Auch der demografische Wandel spielte dem schwedischen Möbelhaus – dessen Name sich aus den Initialen des Gründers sowie den Anfangsbuchstaben seines elterlichen Hofes und seines Heimatdorfs zusammensetzt – in die Hände: "Bis in die Sechziger war Wohnen ein sehr beständiges Thema", sagt Haselböck. "Danach wurde man mobiler, hat öfter Arbeitsplatz und Wohnort gewechselt." Später wuchs die Zahl der Einpersonenhaushalte, immer mehr Menschen zog es in die Städte, wo Wohnraum begrenzt und teuer ist – die platzsparenden, vielseitig kombinierbaren Möbel kamen da gerade recht.

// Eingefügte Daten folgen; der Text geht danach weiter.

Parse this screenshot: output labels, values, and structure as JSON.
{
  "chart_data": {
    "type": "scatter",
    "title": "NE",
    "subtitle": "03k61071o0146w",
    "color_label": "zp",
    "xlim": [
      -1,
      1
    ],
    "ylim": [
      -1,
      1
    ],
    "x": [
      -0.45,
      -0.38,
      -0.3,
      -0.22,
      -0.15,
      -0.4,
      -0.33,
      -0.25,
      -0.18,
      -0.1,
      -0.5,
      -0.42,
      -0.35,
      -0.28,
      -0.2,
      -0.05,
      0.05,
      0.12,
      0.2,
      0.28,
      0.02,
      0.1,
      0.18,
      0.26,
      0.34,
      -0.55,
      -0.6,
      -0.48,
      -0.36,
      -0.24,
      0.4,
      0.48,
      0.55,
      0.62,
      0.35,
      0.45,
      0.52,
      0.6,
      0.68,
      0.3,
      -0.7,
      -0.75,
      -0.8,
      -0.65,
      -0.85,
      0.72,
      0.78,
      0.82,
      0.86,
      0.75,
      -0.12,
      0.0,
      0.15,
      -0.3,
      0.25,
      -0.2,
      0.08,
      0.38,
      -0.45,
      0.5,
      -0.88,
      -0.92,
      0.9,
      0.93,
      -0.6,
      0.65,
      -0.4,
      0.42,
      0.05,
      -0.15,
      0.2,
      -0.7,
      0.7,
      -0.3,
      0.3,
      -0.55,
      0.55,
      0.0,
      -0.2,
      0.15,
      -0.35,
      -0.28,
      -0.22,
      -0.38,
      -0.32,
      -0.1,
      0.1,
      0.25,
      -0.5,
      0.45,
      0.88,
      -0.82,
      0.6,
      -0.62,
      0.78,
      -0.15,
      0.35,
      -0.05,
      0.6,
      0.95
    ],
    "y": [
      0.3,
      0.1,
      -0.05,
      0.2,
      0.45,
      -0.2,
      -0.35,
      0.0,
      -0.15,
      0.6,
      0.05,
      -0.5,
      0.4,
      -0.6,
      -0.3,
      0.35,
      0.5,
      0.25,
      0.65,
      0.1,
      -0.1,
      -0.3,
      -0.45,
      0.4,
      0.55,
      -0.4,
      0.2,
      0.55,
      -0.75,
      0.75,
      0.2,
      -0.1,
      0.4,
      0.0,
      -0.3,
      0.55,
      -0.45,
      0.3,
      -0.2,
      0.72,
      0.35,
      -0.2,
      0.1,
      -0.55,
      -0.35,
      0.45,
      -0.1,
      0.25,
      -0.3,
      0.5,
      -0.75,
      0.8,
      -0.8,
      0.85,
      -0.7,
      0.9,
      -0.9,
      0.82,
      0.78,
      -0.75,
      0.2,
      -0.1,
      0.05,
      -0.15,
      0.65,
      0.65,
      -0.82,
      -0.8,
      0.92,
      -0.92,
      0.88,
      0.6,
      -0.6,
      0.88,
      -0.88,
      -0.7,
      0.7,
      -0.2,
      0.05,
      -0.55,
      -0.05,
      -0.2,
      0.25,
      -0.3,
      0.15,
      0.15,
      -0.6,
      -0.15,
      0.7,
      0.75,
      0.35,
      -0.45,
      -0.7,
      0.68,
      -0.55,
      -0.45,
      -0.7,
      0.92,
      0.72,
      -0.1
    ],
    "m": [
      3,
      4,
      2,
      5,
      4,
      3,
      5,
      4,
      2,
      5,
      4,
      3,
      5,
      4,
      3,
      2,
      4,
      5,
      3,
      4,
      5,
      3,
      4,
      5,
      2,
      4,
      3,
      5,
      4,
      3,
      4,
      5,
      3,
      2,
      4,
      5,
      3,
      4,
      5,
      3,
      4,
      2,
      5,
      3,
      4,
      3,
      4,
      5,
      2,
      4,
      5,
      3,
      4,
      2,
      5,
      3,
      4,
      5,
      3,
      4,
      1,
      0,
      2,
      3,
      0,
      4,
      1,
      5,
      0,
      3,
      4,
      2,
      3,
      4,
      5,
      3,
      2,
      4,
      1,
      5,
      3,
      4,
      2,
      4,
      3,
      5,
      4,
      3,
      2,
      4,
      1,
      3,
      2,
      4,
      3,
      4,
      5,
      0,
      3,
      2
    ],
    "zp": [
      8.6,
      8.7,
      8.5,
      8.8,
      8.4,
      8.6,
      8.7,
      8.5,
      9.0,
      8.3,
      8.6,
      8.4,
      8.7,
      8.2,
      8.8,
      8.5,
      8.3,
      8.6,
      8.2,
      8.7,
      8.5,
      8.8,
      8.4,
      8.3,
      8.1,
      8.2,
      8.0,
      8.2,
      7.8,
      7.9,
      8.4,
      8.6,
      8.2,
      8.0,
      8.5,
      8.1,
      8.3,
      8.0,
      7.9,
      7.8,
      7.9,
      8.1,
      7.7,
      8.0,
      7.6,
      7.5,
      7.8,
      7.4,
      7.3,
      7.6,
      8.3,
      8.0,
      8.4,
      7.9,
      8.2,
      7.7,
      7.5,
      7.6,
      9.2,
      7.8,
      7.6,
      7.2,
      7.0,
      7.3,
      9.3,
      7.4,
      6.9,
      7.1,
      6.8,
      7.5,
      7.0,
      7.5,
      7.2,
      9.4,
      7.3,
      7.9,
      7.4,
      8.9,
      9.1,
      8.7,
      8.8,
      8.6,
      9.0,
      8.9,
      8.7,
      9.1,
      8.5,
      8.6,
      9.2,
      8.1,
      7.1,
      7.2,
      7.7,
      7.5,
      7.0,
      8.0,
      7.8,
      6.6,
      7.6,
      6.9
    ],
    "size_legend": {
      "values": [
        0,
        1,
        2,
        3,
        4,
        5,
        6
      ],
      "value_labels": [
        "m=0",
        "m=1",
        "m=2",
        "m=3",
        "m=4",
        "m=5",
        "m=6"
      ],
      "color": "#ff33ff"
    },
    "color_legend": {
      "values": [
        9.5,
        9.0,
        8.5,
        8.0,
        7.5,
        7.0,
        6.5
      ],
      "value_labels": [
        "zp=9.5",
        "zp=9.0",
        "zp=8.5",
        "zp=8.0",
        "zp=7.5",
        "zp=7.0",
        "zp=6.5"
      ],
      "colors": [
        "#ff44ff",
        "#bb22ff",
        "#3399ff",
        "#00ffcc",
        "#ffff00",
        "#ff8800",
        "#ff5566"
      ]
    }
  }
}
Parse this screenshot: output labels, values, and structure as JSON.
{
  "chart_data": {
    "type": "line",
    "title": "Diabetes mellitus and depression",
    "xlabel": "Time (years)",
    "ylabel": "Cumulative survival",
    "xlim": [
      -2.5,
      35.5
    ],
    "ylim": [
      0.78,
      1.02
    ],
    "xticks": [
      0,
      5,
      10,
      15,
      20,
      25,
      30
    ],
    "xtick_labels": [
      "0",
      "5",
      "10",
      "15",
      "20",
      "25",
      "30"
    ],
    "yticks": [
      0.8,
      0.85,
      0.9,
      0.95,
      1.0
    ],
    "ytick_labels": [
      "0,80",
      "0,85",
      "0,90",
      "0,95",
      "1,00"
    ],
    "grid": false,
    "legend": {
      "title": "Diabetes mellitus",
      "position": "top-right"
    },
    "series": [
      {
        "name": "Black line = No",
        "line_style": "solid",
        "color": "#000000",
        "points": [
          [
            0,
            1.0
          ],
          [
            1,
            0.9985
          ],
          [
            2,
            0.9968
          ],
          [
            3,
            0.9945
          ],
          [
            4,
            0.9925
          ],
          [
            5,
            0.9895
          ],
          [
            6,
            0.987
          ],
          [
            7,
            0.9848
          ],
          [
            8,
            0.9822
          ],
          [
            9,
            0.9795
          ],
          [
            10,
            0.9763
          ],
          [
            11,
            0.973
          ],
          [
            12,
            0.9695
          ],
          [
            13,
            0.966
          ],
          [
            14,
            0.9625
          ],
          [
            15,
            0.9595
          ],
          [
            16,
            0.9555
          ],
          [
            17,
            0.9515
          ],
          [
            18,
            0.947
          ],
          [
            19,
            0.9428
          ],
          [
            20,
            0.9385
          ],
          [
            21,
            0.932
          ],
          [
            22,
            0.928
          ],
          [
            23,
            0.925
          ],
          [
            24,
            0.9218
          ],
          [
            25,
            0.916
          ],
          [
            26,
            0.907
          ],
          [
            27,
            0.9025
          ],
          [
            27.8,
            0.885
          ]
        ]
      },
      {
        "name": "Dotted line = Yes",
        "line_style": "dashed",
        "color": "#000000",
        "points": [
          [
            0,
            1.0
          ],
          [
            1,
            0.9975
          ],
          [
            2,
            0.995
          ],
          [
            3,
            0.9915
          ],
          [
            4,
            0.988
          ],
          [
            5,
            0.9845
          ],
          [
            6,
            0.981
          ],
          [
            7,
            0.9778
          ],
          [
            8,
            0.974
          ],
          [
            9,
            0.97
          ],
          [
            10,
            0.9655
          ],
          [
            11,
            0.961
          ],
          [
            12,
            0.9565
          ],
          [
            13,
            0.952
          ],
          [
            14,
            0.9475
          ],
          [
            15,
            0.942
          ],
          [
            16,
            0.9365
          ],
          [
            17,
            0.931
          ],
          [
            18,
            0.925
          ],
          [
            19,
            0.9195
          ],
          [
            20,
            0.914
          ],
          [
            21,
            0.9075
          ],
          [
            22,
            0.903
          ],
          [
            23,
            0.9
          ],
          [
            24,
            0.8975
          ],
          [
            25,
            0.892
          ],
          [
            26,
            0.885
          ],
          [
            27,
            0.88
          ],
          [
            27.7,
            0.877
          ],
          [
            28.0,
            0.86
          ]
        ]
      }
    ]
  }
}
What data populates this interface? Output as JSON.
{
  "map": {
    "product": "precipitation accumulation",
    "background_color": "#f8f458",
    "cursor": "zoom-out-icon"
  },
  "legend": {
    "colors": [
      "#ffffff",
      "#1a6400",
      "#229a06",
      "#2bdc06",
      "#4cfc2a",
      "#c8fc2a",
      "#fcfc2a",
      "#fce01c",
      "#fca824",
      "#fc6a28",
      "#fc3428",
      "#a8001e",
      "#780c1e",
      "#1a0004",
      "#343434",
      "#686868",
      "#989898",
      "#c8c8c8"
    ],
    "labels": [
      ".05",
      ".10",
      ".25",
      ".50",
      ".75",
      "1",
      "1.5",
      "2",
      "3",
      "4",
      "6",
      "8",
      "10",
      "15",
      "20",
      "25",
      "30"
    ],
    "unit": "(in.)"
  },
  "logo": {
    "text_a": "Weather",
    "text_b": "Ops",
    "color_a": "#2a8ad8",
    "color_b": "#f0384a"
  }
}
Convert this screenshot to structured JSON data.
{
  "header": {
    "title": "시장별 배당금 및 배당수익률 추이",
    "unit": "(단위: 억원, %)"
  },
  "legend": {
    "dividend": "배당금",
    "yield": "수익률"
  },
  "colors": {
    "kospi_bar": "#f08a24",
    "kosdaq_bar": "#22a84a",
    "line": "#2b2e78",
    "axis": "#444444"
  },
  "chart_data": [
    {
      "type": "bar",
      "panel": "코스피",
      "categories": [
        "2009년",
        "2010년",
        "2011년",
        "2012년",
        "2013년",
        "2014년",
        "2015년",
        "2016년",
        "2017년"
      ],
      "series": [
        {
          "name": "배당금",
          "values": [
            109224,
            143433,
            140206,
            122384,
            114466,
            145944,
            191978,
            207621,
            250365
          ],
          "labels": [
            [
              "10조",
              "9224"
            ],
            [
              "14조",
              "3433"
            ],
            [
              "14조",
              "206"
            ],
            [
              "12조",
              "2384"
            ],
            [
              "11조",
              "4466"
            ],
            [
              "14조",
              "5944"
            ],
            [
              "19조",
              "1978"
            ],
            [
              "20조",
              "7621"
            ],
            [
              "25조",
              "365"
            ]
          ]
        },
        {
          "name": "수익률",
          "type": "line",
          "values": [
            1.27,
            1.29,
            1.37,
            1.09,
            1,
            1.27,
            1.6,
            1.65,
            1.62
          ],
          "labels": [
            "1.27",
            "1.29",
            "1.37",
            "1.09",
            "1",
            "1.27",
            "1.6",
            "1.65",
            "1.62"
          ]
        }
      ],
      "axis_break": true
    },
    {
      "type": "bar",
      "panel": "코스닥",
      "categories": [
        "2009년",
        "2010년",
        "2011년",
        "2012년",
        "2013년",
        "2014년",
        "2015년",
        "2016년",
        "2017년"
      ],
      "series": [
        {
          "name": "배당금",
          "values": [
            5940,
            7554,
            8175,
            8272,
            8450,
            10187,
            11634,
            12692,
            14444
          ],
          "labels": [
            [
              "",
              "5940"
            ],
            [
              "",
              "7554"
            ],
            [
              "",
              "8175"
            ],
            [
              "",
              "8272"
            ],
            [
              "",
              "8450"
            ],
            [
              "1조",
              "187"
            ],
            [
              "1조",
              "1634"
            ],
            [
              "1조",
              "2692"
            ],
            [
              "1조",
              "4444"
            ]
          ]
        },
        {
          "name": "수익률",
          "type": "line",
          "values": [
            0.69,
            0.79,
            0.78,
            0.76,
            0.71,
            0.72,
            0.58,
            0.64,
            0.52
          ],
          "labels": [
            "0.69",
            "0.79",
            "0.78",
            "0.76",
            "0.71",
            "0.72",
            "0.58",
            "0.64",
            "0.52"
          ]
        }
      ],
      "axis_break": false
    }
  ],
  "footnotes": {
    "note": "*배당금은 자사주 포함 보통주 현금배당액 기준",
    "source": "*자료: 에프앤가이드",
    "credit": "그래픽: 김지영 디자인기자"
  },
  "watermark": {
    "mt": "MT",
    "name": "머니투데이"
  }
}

"Neu war auch, dass man die Möbel sofort mitnehmen konnte", erzählt Haselböck. Als der knausrige Kamprad aus Kostengründen beschloss, seine Möbel von den Kunden zusammenbauen zu lassen, ahnte er nicht, dass er damit einen Grundstein für den Erfolg legte. Denn: Wer seinen Esstisch selber zusammenschraubt, bringt diesem in Folge eine höhere Wertschätzung entgegen. Der sogenannte "Ikea-Effekt" wurde 2009 vom Wirtschaftswissenschaftler Michael Norton nachgewiesen und hat sogar einen eigenen Wikipedia-Eintrag.

Heile Welt

Am Einkaufserlebnis selbst scheiden sich die Geister zwar (eine US-Psychologin warnte sogar, der Möbelkauf würde Beziehungen gefährden). Dennoch vermittelt das Einrichtungshaus seinen Kunden das Gefühl, heimzukommen, analysiert die Psychologin Petra Hofmayer: "Man spricht von der ‚Ikea-Family‘, ist per Du, es gibt günstiges, gutes Essen und im Bällebad kümmert sich jemand um die Kinder. Es wird also ein Stück ‚heile Welt‘, ein gutes Gefühl verkauft."

Übrigens: Laut einer Studie aus den USA hält die Ikea-Euphorie nicht ein Leben lang an. Ein Kreditkarteninstitut fand heraus, dass die Begeisterung an Malmö, Lack und Expedit beim Erreichen des 35. Lebensjahres – verbunden mit dem Kauf des ersten Eigenheims – langsam abflaut. Wie viele danach wieder zur Wohnwand in Massivholz greifen, wurde allerdings nicht erhoben.

Ikeas Muse aus Wien

Große bunte Muster, warme Stoffe, Natur als Vorbild – bei seinen Entwürfen für das "Neue Wohnen" stellte der Architekt Josef Frank bereits in den 1920er-Jahren den Menschen in den Mittelpunkt. Seine Ideen der "Wiener Moderne" bewirkten eine Demokratisierung im Design – noch nicht beim Preis, aber beim Fokus auf Wohnlichkeit. Berühmt ist etwa die "Werkbund-Siedlung" in Wien-Hietzing.

1933 musste der in Baden bei Wien geborene Architekt als Jude flüchten und fand in Stockholm Zuflucht. Dort prägte er bei der Firma Svenskt Tenn das (Selbst-)Bild skandinavischer Möbel von Ikea bis Marimekko. Er lehnte die damals moderne Stahlrohr-Ästhetik als zu kühl ab und entwarf Sofas, Sessel, Schränke und Lampen in seinem farbenfrohen Stil. 2000 Möbelskizzen und 160 Textilmuster fanden sich in seinem Nachlass und bei seinem Arbeitgeber, zeigten Ausstellungen wie jene im MAK in Wien.